Selon M. Fenn, spécialiste du marketing numérique, le modèle restreint de la blockchain est un avantage pour les entreprises technologiques chinoises dans le métavers de la mode, car il limite la concurrence. Mais pour les entreprises chinoises qui visent le marché mondial, les plateformes nationales ne sont pas leur seule option.
En mars, la société Dazzle Fashion, basée à Shanghai, a rejoint ses homologues occidentaux, dont Dolce & Gabbana et Diesel, pour participer à la Metaverse Fashion Week sur Decentraland. Le grand magasin TX Huaihai, basé à Shanghai et axé sur les jeunes, a également construit un centre commercial virtuel sur la plateforme basée sur l’ethereum.
Dazzle Fashion a refusé de divulguer ses coûts de marketing pour l’événement, mais a déclaré que le public cible de la campagne s’étendait au-delà des consommateurs de mode pour inclure les professionnels en Chine et à l’étranger.
À ce jour, la présence des marques de mode occidentales dans le métavers chinois est limitée. La société Peacekeeper Elite de Tencent a travaillé avec les marques chinoises Peacebird et Lawrence Xu pour créer des skins de mode virtuels dans le jeu, mais si l’on en croit les collaborations avec la marque de montres suédoise Daniel Wellington et la plus récente avec Fila, propriété d’Anta, les grands noms de la mode sont plus enclins à lancer des produits physiques liés au jeu.
Avant de pouvoir tracer une voie claire vers la monétisation, le métavers de la mode en Chine a encore un long chemin à parcourir en termes d’adoption et d’éducation des consommateurs. Le cabinet d’études IDC prévoit que seuls 3 % des internautes chinois auront une identité virtuelle sur les plateformes de métavers Big Tech d’ici 2025.
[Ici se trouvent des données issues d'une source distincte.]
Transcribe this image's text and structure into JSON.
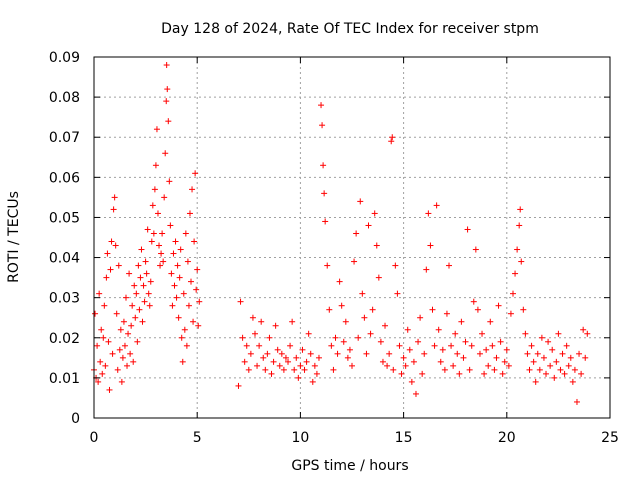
{
  "chart_data": {
    "type": "scatter",
    "title": "Day 128 of 2024, Rate Of TEC Index for receiver stpm",
    "xlabel": "GPS time / hours",
    "ylabel": "ROTI / TECUs",
    "xlim": [
      0,
      25
    ],
    "ylim": [
      0,
      0.09
    ],
    "xticks": [
      "0",
      "5",
      "10",
      "15",
      "20",
      "25"
    ],
    "yticks": [
      "0",
      "0.01",
      "0.02",
      "0.03",
      "0.04",
      "0.05",
      "0.06",
      "0.07",
      "0.08",
      "0.09"
    ],
    "grid": true,
    "marker": "+",
    "color": "#ff0000",
    "points": [
      [
        0.0,
        0.012
      ],
      [
        0.05,
        0.026
      ],
      [
        0.1,
        0.01
      ],
      [
        0.15,
        0.018
      ],
      [
        0.2,
        0.009
      ],
      [
        0.25,
        0.031
      ],
      [
        0.3,
        0.014
      ],
      [
        0.35,
        0.022
      ],
      [
        0.4,
        0.011
      ],
      [
        0.45,
        0.02
      ],
      [
        0.5,
        0.028
      ],
      [
        0.55,
        0.013
      ],
      [
        0.6,
        0.035
      ],
      [
        0.65,
        0.041
      ],
      [
        0.7,
        0.019
      ],
      [
        0.75,
        0.007
      ],
      [
        0.8,
        0.037
      ],
      [
        0.85,
        0.044
      ],
      [
        0.9,
        0.016
      ],
      [
        0.95,
        0.052
      ],
      [
        1.0,
        0.055
      ],
      [
        1.05,
        0.043
      ],
      [
        1.1,
        0.026
      ],
      [
        1.15,
        0.012
      ],
      [
        1.2,
        0.038
      ],
      [
        1.25,
        0.017
      ],
      [
        1.3,
        0.022
      ],
      [
        1.35,
        0.009
      ],
      [
        1.4,
        0.015
      ],
      [
        1.45,
        0.024
      ],
      [
        1.5,
        0.018
      ],
      [
        1.55,
        0.03
      ],
      [
        1.6,
        0.013
      ],
      [
        1.65,
        0.021
      ],
      [
        1.7,
        0.036
      ],
      [
        1.75,
        0.016
      ],
      [
        1.8,
        0.023
      ],
      [
        1.85,
        0.028
      ],
      [
        1.9,
        0.014
      ],
      [
        1.95,
        0.033
      ],
      [
        2.0,
        0.025
      ],
      [
        2.05,
        0.031
      ],
      [
        2.1,
        0.019
      ],
      [
        2.15,
        0.038
      ],
      [
        2.2,
        0.027
      ],
      [
        2.25,
        0.035
      ],
      [
        2.3,
        0.042
      ],
      [
        2.35,
        0.024
      ],
      [
        2.4,
        0.033
      ],
      [
        2.45,
        0.029
      ],
      [
        2.5,
        0.039
      ],
      [
        2.55,
        0.036
      ],
      [
        2.6,
        0.047
      ],
      [
        2.65,
        0.031
      ],
      [
        2.7,
        0.028
      ],
      [
        2.75,
        0.034
      ],
      [
        2.8,
        0.044
      ],
      [
        2.85,
        0.053
      ],
      [
        2.9,
        0.046
      ],
      [
        2.95,
        0.057
      ],
      [
        3.0,
        0.063
      ],
      [
        3.05,
        0.072
      ],
      [
        3.1,
        0.051
      ],
      [
        3.15,
        0.043
      ],
      [
        3.2,
        0.038
      ],
      [
        3.25,
        0.041
      ],
      [
        3.3,
        0.046
      ],
      [
        3.35,
        0.039
      ],
      [
        3.4,
        0.055
      ],
      [
        3.45,
        0.066
      ],
      [
        3.5,
        0.079
      ],
      [
        3.52,
        0.088
      ],
      [
        3.55,
        0.082
      ],
      [
        3.6,
        0.074
      ],
      [
        3.65,
        0.059
      ],
      [
        3.7,
        0.048
      ],
      [
        3.75,
        0.036
      ],
      [
        3.8,
        0.028
      ],
      [
        3.85,
        0.041
      ],
      [
        3.9,
        0.033
      ],
      [
        3.95,
        0.044
      ],
      [
        4.0,
        0.03
      ],
      [
        4.05,
        0.038
      ],
      [
        4.1,
        0.025
      ],
      [
        4.15,
        0.035
      ],
      [
        4.2,
        0.042
      ],
      [
        4.25,
        0.02
      ],
      [
        4.3,
        0.014
      ],
      [
        4.35,
        0.031
      ],
      [
        4.4,
        0.022
      ],
      [
        4.45,
        0.046
      ],
      [
        4.5,
        0.018
      ],
      [
        4.55,
        0.039
      ],
      [
        4.6,
        0.028
      ],
      [
        4.65,
        0.051
      ],
      [
        4.7,
        0.034
      ],
      [
        4.75,
        0.057
      ],
      [
        4.8,
        0.024
      ],
      [
        4.85,
        0.044
      ],
      [
        4.9,
        0.061
      ],
      [
        4.95,
        0.032
      ],
      [
        5.0,
        0.037
      ],
      [
        5.05,
        0.023
      ],
      [
        5.1,
        0.029
      ],
      [
        7.0,
        0.008
      ],
      [
        7.1,
        0.029
      ],
      [
        7.2,
        0.02
      ],
      [
        7.3,
        0.014
      ],
      [
        7.4,
        0.018
      ],
      [
        7.5,
        0.012
      ],
      [
        7.6,
        0.016
      ],
      [
        7.7,
        0.025
      ],
      [
        7.8,
        0.021
      ],
      [
        7.9,
        0.013
      ],
      [
        8.0,
        0.018
      ],
      [
        8.1,
        0.024
      ],
      [
        8.2,
        0.015
      ],
      [
        8.3,
        0.012
      ],
      [
        8.4,
        0.016
      ],
      [
        8.5,
        0.02
      ],
      [
        8.6,
        0.011
      ],
      [
        8.7,
        0.014
      ],
      [
        8.8,
        0.023
      ],
      [
        8.9,
        0.017
      ],
      [
        9.0,
        0.013
      ],
      [
        9.1,
        0.016
      ],
      [
        9.2,
        0.012
      ],
      [
        9.3,
        0.015
      ],
      [
        9.4,
        0.014
      ],
      [
        9.5,
        0.018
      ],
      [
        9.6,
        0.024
      ],
      [
        9.7,
        0.012
      ],
      [
        9.8,
        0.015
      ],
      [
        9.9,
        0.01
      ],
      [
        10.0,
        0.013
      ],
      [
        10.1,
        0.017
      ],
      [
        10.2,
        0.012
      ],
      [
        10.3,
        0.014
      ],
      [
        10.4,
        0.021
      ],
      [
        10.5,
        0.016
      ],
      [
        10.6,
        0.009
      ],
      [
        10.7,
        0.013
      ],
      [
        10.8,
        0.011
      ],
      [
        10.9,
        0.015
      ],
      [
        11.0,
        0.078
      ],
      [
        11.05,
        0.073
      ],
      [
        11.1,
        0.063
      ],
      [
        11.15,
        0.056
      ],
      [
        11.2,
        0.049
      ],
      [
        11.3,
        0.038
      ],
      [
        11.4,
        0.027
      ],
      [
        11.5,
        0.018
      ],
      [
        11.6,
        0.012
      ],
      [
        11.7,
        0.02
      ],
      [
        11.8,
        0.016
      ],
      [
        11.9,
        0.034
      ],
      [
        12.0,
        0.028
      ],
      [
        12.1,
        0.019
      ],
      [
        12.2,
        0.024
      ],
      [
        12.3,
        0.015
      ],
      [
        12.4,
        0.017
      ],
      [
        12.5,
        0.013
      ],
      [
        12.6,
        0.039
      ],
      [
        12.7,
        0.046
      ],
      [
        12.8,
        0.02
      ],
      [
        12.9,
        0.054
      ],
      [
        13.0,
        0.031
      ],
      [
        13.1,
        0.025
      ],
      [
        13.2,
        0.016
      ],
      [
        13.3,
        0.048
      ],
      [
        13.4,
        0.021
      ],
      [
        13.5,
        0.027
      ],
      [
        13.6,
        0.051
      ],
      [
        13.7,
        0.043
      ],
      [
        13.8,
        0.035
      ],
      [
        13.9,
        0.019
      ],
      [
        14.0,
        0.014
      ],
      [
        14.1,
        0.023
      ],
      [
        14.2,
        0.013
      ],
      [
        14.3,
        0.016
      ],
      [
        14.4,
        0.069
      ],
      [
        14.45,
        0.07
      ],
      [
        14.5,
        0.012
      ],
      [
        14.6,
        0.038
      ],
      [
        14.7,
        0.031
      ],
      [
        14.8,
        0.018
      ],
      [
        14.9,
        0.011
      ],
      [
        15.0,
        0.015
      ],
      [
        15.1,
        0.013
      ],
      [
        15.2,
        0.022
      ],
      [
        15.3,
        0.017
      ],
      [
        15.4,
        0.009
      ],
      [
        15.5,
        0.014
      ],
      [
        15.6,
        0.006
      ],
      [
        15.7,
        0.019
      ],
      [
        15.8,
        0.025
      ],
      [
        15.9,
        0.011
      ],
      [
        16.0,
        0.016
      ],
      [
        16.1,
        0.037
      ],
      [
        16.2,
        0.051
      ],
      [
        16.3,
        0.043
      ],
      [
        16.4,
        0.027
      ],
      [
        16.5,
        0.018
      ],
      [
        16.6,
        0.053
      ],
      [
        16.7,
        0.022
      ],
      [
        16.8,
        0.014
      ],
      [
        16.9,
        0.017
      ],
      [
        17.0,
        0.012
      ],
      [
        17.1,
        0.026
      ],
      [
        17.2,
        0.038
      ],
      [
        17.3,
        0.018
      ],
      [
        17.4,
        0.013
      ],
      [
        17.5,
        0.021
      ],
      [
        17.6,
        0.016
      ],
      [
        17.7,
        0.011
      ],
      [
        17.8,
        0.024
      ],
      [
        17.9,
        0.015
      ],
      [
        18.0,
        0.019
      ],
      [
        18.1,
        0.047
      ],
      [
        18.2,
        0.012
      ],
      [
        18.3,
        0.018
      ],
      [
        18.4,
        0.029
      ],
      [
        18.5,
        0.042
      ],
      [
        18.6,
        0.027
      ],
      [
        18.7,
        0.016
      ],
      [
        18.8,
        0.021
      ],
      [
        18.9,
        0.011
      ],
      [
        19.0,
        0.017
      ],
      [
        19.1,
        0.013
      ],
      [
        19.2,
        0.024
      ],
      [
        19.3,
        0.018
      ],
      [
        19.4,
        0.012
      ],
      [
        19.5,
        0.015
      ],
      [
        19.6,
        0.028
      ],
      [
        19.7,
        0.019
      ],
      [
        19.8,
        0.011
      ],
      [
        19.9,
        0.014
      ],
      [
        20.0,
        0.017
      ],
      [
        20.1,
        0.013
      ],
      [
        20.2,
        0.026
      ],
      [
        20.3,
        0.031
      ],
      [
        20.4,
        0.036
      ],
      [
        20.5,
        0.042
      ],
      [
        20.6,
        0.048
      ],
      [
        20.65,
        0.052
      ],
      [
        20.7,
        0.039
      ],
      [
        20.8,
        0.027
      ],
      [
        20.9,
        0.021
      ],
      [
        21.0,
        0.016
      ],
      [
        21.1,
        0.012
      ],
      [
        21.2,
        0.018
      ],
      [
        21.3,
        0.014
      ],
      [
        21.4,
        0.009
      ],
      [
        21.5,
        0.016
      ],
      [
        21.6,
        0.012
      ],
      [
        21.7,
        0.02
      ],
      [
        21.8,
        0.015
      ],
      [
        21.9,
        0.011
      ],
      [
        22.0,
        0.019
      ],
      [
        22.1,
        0.013
      ],
      [
        22.2,
        0.017
      ],
      [
        22.3,
        0.01
      ],
      [
        22.4,
        0.014
      ],
      [
        22.5,
        0.021
      ],
      [
        22.6,
        0.012
      ],
      [
        22.7,
        0.016
      ],
      [
        22.8,
        0.011
      ],
      [
        22.9,
        0.018
      ],
      [
        23.0,
        0.013
      ],
      [
        23.1,
        0.015
      ],
      [
        23.2,
        0.009
      ],
      [
        23.3,
        0.012
      ],
      [
        23.4,
        0.004
      ],
      [
        23.5,
        0.016
      ],
      [
        23.6,
        0.011
      ],
      [
        23.7,
        0.022
      ],
      [
        23.8,
        0.015
      ],
      [
        23.9,
        0.021
      ]
    ]
  }
}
Sur Xiaohongshu, on compte environ 7 000 messages sous le thème « mode virtuelle », alors que le mot clé « mode » en compte plus de 7 millions.
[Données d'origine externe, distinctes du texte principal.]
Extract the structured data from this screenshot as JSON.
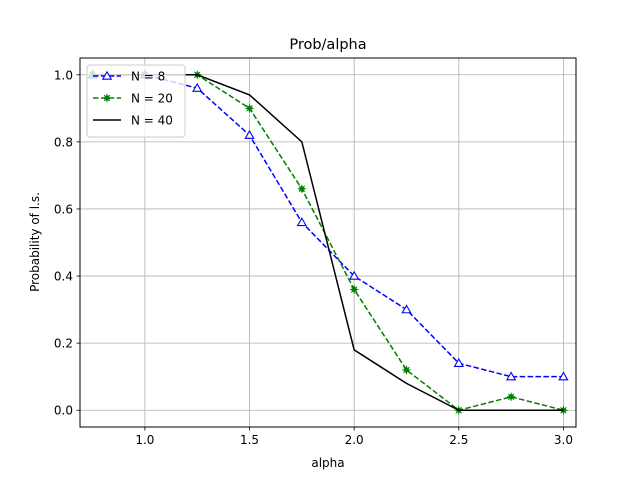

Lee, de R-Space, pense que la mode virtuelle peut être un moyen pour les jeunes Chinois d’accroître leur intérêt pour les NFT. « Lorsque nous demandons aux utilisateurs ce qu’ils pensent des NFT ou des objets de collection numériques, ils disent que cela ressemble à un QQ Show », a-t-il déclaré, en référence à la fonctionnalité que les utilisateurs de l’application de messagerie QQ de Tencent, vieille de 23 ans, peuvent utiliser pour habiller des personnages virtuels.
« Je pense qu’il est acceptable qu’ils proposent leur propre définition avant de la comprendre vraiment », a-t-il ajouté.